At her first parent-teacher conference, the teacher discussed her son’s progress in math and reading, then said he had a hard time following the rule about not touching other kids. Choi felt “disappointed, humiliated, and dumbfounded.”

I expected to have a conversation with the teacher. I expected the teacher to ask questions about Michael’s family life. I expected a true parent-teacher partnership for the benefit of his education. I expected the teacher to take an interest in my approach to raising Michael. But all I heard from his teachers — that year and the next — was information about where he stood on the spectrum from struggling to smart and where he stood on the obedience spectrum (from disruptive to respectful).

The no-touching rule exemplifies “everyday institutional racism,” writes Choi. “In South Korea where I grew up, personal space or privacy wasn’t valued like it is for many Americans.” In her family, there are no clear boundaries between “your space” and “my space.”

As he gets older, Michael will learn code-switching — practicing different behaviors and observing different values in different settings.
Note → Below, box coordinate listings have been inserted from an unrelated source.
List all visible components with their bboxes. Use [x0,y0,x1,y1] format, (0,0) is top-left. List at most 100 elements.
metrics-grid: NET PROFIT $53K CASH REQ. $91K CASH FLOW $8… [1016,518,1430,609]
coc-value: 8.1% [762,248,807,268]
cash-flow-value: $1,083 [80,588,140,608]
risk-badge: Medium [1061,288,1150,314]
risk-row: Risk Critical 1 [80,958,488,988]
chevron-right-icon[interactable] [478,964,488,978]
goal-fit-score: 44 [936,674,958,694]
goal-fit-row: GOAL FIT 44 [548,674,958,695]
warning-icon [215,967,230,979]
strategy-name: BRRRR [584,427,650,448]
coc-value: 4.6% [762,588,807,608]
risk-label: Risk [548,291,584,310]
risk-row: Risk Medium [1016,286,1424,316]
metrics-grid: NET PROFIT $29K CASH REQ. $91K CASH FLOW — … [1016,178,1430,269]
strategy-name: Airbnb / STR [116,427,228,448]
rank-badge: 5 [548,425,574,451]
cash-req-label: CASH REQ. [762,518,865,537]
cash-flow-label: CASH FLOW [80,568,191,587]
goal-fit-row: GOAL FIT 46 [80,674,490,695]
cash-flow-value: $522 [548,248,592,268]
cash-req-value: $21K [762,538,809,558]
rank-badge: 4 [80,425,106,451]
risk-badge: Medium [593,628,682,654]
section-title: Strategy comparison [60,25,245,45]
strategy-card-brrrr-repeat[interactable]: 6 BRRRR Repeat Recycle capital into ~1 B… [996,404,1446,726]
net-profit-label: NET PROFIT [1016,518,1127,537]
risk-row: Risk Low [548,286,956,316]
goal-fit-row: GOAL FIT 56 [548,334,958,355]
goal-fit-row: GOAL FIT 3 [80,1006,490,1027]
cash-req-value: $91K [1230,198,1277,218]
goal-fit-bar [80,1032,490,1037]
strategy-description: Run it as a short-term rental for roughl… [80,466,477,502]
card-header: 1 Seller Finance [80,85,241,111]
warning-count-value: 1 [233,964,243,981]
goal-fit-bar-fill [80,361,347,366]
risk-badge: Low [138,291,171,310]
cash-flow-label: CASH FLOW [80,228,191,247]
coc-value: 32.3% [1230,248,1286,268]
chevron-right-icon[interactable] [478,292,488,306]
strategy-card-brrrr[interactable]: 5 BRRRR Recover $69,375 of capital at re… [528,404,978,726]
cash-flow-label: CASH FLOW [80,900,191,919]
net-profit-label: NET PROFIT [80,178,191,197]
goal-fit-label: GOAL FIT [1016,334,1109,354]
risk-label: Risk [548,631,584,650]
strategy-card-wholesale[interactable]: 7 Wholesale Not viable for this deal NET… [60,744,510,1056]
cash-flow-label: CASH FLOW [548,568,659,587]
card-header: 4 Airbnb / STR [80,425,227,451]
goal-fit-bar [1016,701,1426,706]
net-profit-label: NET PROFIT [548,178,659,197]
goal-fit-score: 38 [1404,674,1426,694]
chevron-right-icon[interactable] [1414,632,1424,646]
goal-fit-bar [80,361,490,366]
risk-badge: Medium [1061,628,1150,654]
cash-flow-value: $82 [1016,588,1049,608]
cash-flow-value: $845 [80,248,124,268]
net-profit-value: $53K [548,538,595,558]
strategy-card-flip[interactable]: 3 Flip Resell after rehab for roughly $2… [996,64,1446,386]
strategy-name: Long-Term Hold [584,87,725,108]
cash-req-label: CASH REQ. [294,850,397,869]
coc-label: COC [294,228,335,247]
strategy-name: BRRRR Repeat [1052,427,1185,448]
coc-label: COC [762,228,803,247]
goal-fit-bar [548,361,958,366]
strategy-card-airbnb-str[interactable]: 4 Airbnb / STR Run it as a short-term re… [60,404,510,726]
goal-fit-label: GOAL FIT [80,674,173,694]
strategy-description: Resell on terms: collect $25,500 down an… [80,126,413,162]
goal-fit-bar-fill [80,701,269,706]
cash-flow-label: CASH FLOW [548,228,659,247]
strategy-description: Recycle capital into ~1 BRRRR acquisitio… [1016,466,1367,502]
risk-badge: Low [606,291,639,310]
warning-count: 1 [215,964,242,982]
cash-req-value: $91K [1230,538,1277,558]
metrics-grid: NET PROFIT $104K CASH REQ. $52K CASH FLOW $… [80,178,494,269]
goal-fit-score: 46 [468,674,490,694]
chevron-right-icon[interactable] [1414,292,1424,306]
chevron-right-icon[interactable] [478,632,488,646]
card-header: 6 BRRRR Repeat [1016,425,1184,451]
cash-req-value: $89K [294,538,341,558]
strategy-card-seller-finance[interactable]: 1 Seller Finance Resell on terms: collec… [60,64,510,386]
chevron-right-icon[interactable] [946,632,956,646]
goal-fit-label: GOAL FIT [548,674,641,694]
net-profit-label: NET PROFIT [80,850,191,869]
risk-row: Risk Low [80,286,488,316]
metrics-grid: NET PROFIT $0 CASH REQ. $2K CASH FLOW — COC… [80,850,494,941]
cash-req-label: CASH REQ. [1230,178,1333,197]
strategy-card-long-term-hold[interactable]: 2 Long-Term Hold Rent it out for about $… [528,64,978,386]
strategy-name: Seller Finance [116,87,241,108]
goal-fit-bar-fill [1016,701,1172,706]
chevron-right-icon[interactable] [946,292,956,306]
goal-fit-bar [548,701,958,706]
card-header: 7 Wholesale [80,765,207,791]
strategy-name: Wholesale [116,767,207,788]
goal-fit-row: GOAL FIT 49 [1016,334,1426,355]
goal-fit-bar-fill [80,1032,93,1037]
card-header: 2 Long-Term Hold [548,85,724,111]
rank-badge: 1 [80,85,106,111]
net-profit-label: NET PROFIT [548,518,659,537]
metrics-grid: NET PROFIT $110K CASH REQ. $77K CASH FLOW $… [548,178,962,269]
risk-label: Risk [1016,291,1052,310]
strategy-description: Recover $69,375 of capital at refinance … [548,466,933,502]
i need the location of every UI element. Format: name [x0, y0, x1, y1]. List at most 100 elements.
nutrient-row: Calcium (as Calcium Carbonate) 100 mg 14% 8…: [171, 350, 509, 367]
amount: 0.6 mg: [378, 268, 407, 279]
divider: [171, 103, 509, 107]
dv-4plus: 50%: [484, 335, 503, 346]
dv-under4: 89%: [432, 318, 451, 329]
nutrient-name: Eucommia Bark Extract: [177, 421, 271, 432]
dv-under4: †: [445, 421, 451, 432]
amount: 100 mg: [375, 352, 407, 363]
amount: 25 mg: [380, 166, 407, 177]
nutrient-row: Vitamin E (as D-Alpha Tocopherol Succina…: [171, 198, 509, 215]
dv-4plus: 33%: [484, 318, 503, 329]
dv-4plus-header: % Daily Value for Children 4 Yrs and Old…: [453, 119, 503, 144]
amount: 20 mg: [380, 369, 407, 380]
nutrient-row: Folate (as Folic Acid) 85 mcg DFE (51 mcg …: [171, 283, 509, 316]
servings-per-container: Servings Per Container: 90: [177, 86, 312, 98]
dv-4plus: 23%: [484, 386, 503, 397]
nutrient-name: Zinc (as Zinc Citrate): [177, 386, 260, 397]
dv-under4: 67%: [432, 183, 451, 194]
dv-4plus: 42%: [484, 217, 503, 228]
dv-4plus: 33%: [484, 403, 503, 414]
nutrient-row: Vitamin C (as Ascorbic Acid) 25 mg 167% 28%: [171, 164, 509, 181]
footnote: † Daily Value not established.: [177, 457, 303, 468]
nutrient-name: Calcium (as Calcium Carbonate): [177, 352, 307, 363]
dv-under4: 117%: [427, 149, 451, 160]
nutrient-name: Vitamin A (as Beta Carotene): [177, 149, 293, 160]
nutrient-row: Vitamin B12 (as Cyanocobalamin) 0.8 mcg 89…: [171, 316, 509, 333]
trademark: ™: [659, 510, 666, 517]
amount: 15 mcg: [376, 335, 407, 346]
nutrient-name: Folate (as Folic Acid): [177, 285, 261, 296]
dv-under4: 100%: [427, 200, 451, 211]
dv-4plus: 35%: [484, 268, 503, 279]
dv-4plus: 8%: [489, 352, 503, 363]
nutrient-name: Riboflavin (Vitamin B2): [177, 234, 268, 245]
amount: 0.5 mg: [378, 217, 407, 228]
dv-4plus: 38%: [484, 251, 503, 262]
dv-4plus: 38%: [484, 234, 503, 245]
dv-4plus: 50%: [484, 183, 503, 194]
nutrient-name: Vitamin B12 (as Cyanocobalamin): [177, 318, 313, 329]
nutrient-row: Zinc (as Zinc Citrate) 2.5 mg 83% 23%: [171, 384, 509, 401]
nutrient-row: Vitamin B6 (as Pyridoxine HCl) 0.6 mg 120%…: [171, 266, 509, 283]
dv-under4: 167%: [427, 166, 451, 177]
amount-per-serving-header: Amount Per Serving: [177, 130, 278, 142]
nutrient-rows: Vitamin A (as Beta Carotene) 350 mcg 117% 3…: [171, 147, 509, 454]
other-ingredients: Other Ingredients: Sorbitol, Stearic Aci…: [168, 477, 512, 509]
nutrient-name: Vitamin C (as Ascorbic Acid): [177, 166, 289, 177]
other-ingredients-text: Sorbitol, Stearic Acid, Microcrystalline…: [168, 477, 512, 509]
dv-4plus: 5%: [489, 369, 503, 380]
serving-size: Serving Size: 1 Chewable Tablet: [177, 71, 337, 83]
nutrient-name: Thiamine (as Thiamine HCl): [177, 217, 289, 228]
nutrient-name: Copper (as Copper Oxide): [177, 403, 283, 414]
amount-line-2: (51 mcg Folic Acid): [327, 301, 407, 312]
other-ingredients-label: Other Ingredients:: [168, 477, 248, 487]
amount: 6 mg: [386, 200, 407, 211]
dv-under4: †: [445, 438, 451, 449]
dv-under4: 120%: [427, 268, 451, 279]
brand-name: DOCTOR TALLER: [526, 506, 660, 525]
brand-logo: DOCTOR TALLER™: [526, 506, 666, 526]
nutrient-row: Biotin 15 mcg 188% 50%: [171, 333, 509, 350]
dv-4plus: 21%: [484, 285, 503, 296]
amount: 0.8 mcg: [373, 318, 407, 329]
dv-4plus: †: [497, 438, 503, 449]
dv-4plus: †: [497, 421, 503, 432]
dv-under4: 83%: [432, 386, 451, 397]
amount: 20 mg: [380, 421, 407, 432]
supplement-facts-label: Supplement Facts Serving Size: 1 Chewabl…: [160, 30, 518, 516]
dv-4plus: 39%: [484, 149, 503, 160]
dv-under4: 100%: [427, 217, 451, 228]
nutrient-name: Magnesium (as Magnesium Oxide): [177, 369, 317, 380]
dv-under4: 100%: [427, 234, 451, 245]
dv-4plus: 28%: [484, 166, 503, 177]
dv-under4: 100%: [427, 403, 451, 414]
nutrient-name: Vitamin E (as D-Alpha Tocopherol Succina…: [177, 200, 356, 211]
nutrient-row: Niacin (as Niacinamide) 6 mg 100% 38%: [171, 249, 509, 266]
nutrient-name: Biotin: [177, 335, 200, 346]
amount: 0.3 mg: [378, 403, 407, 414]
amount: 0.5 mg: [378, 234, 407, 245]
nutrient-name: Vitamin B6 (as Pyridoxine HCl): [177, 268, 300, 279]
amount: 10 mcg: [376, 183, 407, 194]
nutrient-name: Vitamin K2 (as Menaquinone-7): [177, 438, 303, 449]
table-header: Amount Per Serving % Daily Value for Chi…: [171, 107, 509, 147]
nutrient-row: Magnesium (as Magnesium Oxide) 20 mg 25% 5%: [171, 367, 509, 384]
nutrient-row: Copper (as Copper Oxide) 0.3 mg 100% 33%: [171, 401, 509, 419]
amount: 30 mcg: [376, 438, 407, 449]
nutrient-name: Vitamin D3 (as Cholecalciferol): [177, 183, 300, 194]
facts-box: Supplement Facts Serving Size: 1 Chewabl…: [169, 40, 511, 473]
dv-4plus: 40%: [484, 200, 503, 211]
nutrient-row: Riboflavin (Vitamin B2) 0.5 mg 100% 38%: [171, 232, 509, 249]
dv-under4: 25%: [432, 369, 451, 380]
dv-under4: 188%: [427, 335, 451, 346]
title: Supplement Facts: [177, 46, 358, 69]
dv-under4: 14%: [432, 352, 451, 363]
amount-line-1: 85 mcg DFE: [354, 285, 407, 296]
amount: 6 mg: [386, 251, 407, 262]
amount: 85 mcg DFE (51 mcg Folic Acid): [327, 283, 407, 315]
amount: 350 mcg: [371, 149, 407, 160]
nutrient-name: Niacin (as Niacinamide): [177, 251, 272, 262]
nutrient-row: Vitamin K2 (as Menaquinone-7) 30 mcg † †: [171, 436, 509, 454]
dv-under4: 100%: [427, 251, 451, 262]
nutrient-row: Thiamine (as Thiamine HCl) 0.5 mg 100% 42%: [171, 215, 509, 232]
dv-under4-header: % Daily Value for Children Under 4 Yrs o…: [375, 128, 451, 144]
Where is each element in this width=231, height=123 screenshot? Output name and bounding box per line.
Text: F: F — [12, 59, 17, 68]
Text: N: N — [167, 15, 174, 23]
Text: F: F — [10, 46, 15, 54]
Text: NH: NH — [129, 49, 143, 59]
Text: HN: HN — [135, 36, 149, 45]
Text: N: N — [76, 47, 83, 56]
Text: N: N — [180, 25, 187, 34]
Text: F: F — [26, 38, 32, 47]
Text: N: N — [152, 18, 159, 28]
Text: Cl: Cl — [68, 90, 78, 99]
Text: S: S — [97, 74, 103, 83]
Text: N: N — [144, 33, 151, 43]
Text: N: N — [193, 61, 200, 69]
But for now, he has a hard time following the no-touching policy. Worse, because he brought his home culture to school, he has already been labeled as an unruly kid who struggles to follow the rules. “Mommy,” he told me in kindergarten, “I am in the bad behavior group at school.”

Choi didn’t try to explain Korean culture to the teacher. “How could I carry out a conversation with someone who does not know me and does not try to know me, who offers no analysis and insights but only judgment?”

What do you think? Is Choi asking too much of her son’s teachers?